Reducción de las emisiones de carbono en el proceso de fabricación de semiconductores: La verdad sobre el control térmico
La fabricación de semiconductores implica lidiar con mucho calor y residuos. Durante mucho tiempo, hemos dependido de sistemas de calefacción por resistencias o sistemas que utilizan gas para calentar todo el espacio, solo para calentar una sola pieza. Es un método excesivo.
Hemos encontrado una forma mejor: controladores digitales para secado por infrarrojos. En lugar de calentar todo el espacio, el calor se dirige directamente al sustrato. Es más eficiente, rápido y mucho más sensato.
Cómo funciona realmente la tecnología de infrarrojos
La mayoría de las lámparas de infrarrojos son “ineficientes”. Funcionan a plena potencia, desperdiciando mucha energía mientras están en modo de espera o reduciendo su intensidad.
Nuestros controladores son diferentes. Utilizan circuitos PID de alta velocidad para modular la potencia. Pensemos en ello como un interruptor de atenuación que reacciona en milisegundos. Al ajustar el ciclo de trabajo, mantenemos la temperatura dentro de un rango muy preciso.
No hay sobrecalentamiento, ni wafer dañados. Además, se generan mucho menos residuos.
Por lo general, estos controladores se combinan con lámparas de infrarrojos de onda corta. Estas penetran más profundamente en el material, lo que reduce significativamente el tiempo de secado. Además, se necesita menos espacio y se gasta menos electricidad.
Los desafíos en la implementación
No se trata simplemente de conectarlo y listo. Hay que tener cuidado con los cables. Si la fuente de alimentación está sucia, habrá ruidos en el circuito de retroalimentación, lo cual causará problemas.
También es importante verificar bien la posición del termopar. Si el sensor está desplazado incluso unos pocos milímetros, el controlador comenzará a buscar la temperatura adecuada. Esto genera oscilaciones de voltaje que pueden dañar los relés固态.

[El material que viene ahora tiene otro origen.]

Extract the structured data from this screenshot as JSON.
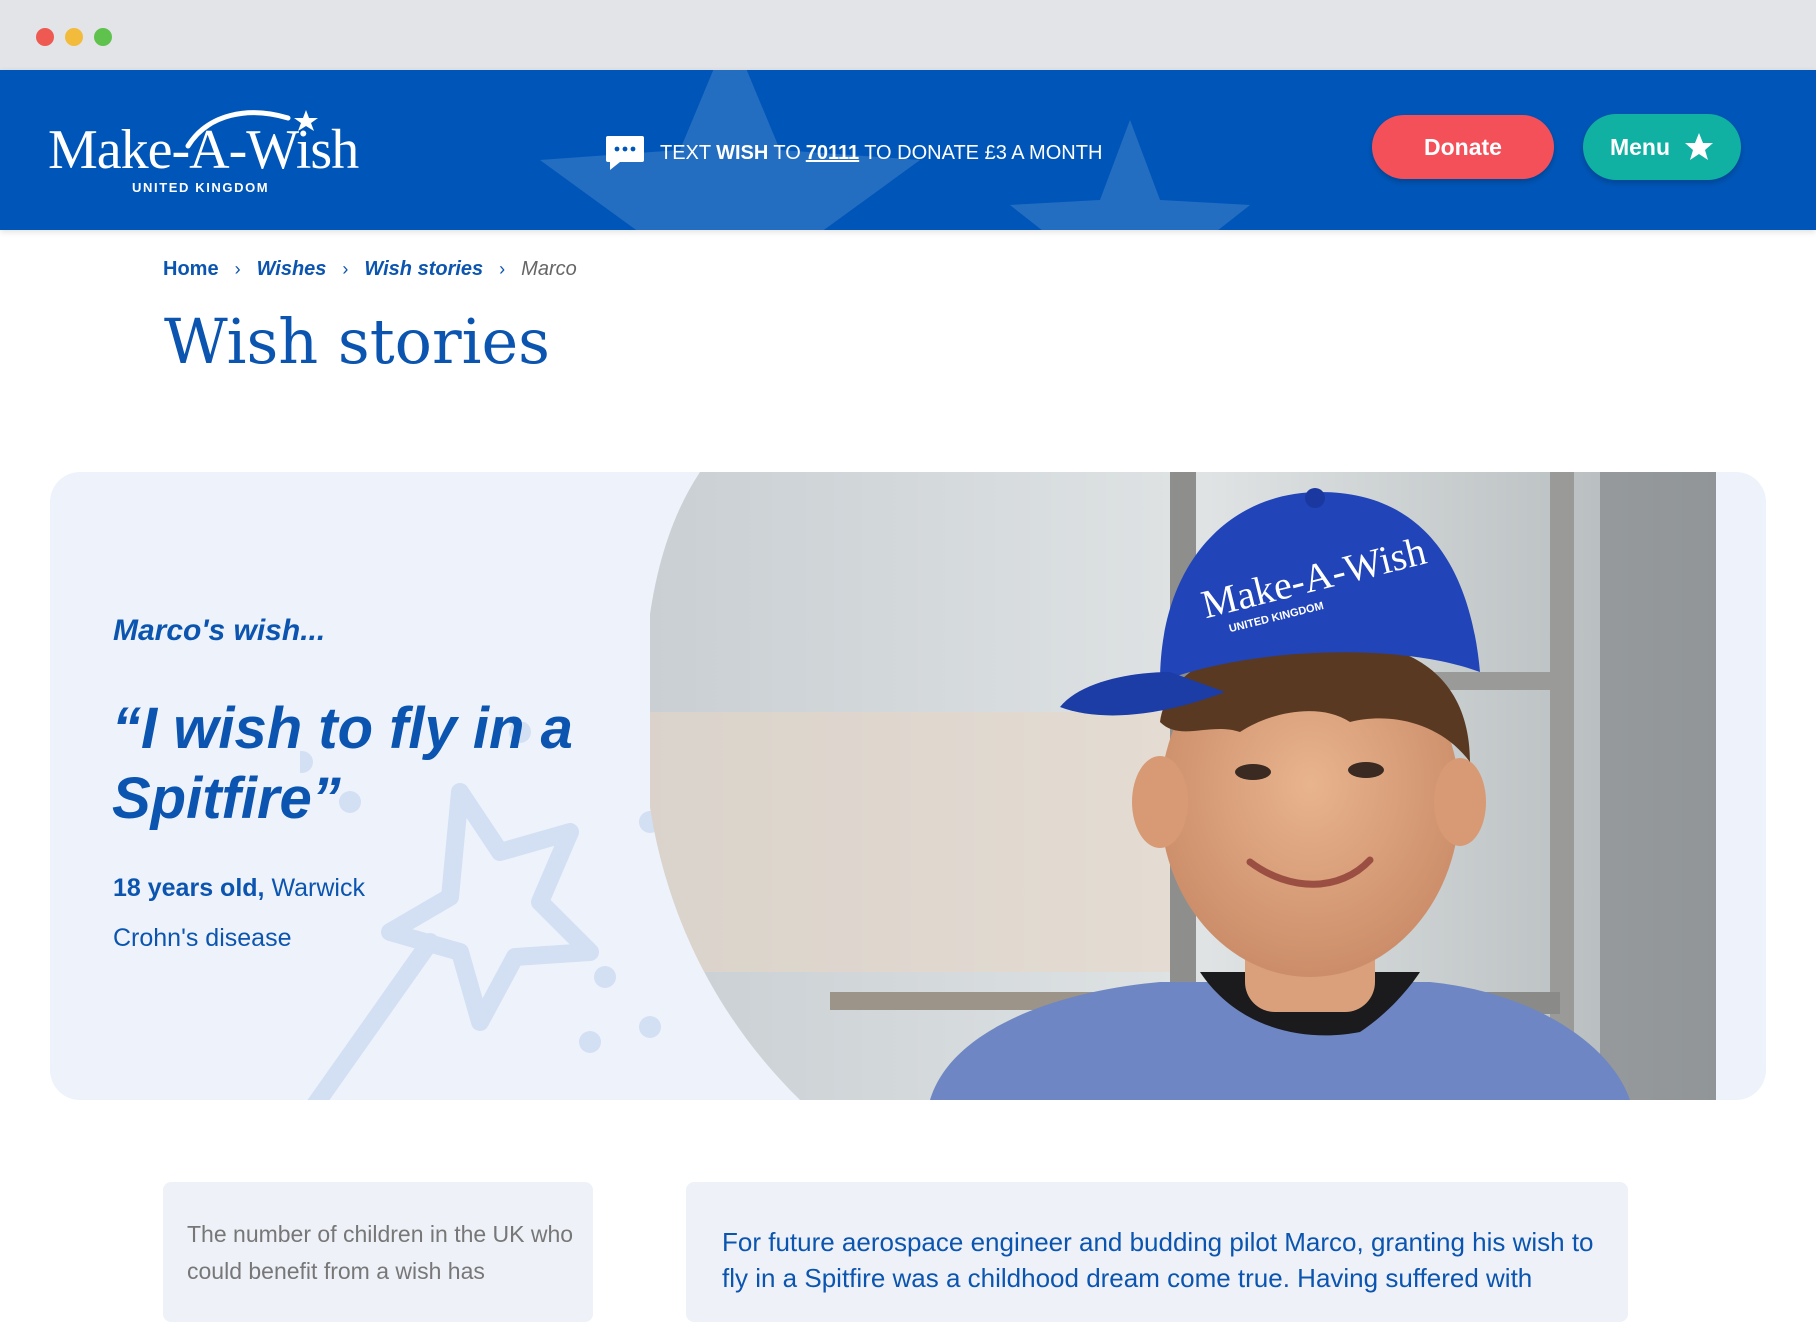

Pero una vez que todo está configurado correctamente, es genial. Se elimina ese tiempo de calentamiento innecesario que ocurre con los sistemas de convección. Basta con encender el interruptor, y la temperatura se alcanza en segundos. La energía se corta automáticamente una vez que el proceso termina.
La realidad en las fábricas
Lo importante es que reducir las emisiones de carbono no significa simplemente cambiar las lámparas. Se trata de entender la lógica detrás del control térmico.
Los sistemas de infrarrojos digitales ahorran energía, pero generan calor intenso y localizado. Si el sistema de extracción de aire es deficiente, se sobrecargarán los ventiladores de refrigeración, o incluso se deformará el chasis del equipo.
El secreto está en ajustar el controlador de manera específica según la masa térmica del soporte donde se encuentra el wafer. Cuando se hace esto correctamente, todo funciona perfectamente.